Because it was dead.

That’s my favorite joke.

As I’ve mentioned, I’ve had a lot of jobs.

I think this teaches you to adapt to different situations and work with a lot of different people. It teaches you to navigate different political environments, and how to deal with people who don’t like you. I like to think I’ve learned how to deal with people whose ambition or ego drives them to run people over if they can’t use them for their own ends.

My current way of dealing with all of this is to work for myself, by myself. This is the way to go. I trust me. Sometimes I even like me.

But, while I don’t really mind all the shady people I encounter, I do struggle with those super nice and open people we all know, and I don’t do well in situations that call for emotional vulnerability.

I am pretty okay with being in a room with someone who dislikes me, but I can go to ridiculous lengths to avoid a heartfelt conversation.

It’s not a huge deal though, because I’ve found the antidote to these nice people who dare to try and share a moment with me.


It’s perfect.

It makes the person laugh, it gives you an easy escape, and it leaves you room to act you didn’t even realize what was going on, so you’re not a jerk.

“I’ve really enjoyed working with you.”

“You must not have worked with very many people!”

“I’m going to miss seeing you every day.”

“Nah, once I’m gone you’ll realize it’s much easier without me. I kind of suck.”

Things like that.

I suppose this is okay in situations where real connection is not required, but it can be problematic when people need something real from you.

I am not super great at offering that realness, but I do try. I think I am getting better.

Okay, I am good at offering realness.

I am not good at emotional vulnerability. That’s where humor comes in.

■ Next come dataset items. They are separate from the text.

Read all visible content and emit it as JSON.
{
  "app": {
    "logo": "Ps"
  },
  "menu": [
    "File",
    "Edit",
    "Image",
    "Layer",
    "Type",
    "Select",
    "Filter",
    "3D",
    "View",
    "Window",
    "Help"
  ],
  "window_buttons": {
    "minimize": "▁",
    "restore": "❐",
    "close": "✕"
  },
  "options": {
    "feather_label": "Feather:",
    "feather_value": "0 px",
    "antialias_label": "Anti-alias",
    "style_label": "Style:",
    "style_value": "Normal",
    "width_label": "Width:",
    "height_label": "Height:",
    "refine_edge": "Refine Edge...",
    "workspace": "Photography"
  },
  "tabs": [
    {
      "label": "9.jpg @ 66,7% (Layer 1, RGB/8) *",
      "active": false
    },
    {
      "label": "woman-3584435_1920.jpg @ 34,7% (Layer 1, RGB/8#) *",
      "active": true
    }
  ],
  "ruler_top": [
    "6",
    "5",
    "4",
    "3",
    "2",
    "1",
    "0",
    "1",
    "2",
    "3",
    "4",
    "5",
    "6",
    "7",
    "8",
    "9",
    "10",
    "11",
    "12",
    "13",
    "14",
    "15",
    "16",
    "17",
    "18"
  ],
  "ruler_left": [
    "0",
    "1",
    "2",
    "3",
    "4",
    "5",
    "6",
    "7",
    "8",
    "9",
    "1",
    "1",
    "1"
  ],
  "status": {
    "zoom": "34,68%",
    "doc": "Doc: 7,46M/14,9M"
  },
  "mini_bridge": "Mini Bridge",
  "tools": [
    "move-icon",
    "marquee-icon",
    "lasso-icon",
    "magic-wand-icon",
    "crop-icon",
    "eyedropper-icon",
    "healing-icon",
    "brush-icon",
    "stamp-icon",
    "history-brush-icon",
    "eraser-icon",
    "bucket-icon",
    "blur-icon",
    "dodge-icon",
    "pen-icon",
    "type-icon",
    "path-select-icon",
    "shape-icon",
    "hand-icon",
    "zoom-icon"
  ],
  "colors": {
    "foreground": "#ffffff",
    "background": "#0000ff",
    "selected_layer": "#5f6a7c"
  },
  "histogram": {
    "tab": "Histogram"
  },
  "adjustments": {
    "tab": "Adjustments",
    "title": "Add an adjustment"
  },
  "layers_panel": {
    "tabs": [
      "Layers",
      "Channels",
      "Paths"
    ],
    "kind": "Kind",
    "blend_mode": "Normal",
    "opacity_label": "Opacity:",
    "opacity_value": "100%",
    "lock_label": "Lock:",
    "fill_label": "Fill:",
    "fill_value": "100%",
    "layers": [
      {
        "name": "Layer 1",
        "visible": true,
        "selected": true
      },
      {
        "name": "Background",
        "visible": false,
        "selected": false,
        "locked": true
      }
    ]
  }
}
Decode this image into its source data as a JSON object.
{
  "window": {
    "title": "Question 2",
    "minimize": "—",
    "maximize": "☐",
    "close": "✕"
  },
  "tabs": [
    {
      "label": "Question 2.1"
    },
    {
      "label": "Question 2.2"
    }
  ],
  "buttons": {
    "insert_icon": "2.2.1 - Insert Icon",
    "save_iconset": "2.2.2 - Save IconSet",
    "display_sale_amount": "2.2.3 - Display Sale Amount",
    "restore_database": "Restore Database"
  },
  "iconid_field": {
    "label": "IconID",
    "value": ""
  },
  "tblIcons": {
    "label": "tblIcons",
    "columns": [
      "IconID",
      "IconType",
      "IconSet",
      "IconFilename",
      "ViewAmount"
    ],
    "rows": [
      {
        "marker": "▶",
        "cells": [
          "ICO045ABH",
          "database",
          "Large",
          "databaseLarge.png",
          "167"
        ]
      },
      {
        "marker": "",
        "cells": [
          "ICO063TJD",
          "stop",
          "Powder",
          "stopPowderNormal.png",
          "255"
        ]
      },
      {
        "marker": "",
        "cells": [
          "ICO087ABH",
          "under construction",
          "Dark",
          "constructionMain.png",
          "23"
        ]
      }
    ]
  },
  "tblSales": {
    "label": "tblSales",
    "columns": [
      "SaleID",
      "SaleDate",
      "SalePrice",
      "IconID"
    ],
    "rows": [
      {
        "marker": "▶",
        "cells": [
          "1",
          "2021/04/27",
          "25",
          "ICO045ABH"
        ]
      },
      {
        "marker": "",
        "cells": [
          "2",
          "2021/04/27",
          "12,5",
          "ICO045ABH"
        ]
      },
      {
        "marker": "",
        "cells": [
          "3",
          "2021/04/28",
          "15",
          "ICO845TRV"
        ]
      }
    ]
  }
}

You see, humor is great because it keeps people at arm’s length, but in a nice way.

Like they don’t even realize you are doing it. I have layers and layers of these defenses that I have honed over the years. I am kind of proud of them.

But (there’s always a but on the things that make life easier), they can make it hard on the people who love me.

So I am working to dismantle all my work, and meet these situations honestly and with genuineness, even when it makes me a little uncomfortable.

“I am going to miss working with you.”

“That will pass, I’m easy to forget.”

Just kidding.

“I am going to miss working with you.”

“I am going to miss it too; you’ve been a really good friend.”

Yuck, right? And I’m not even using really mushy examples.

I need to move into the woods and live with wolves.

Except that these are the real moments in life, and people are what matter. These are things that connect us to other people and make it all worthwhile.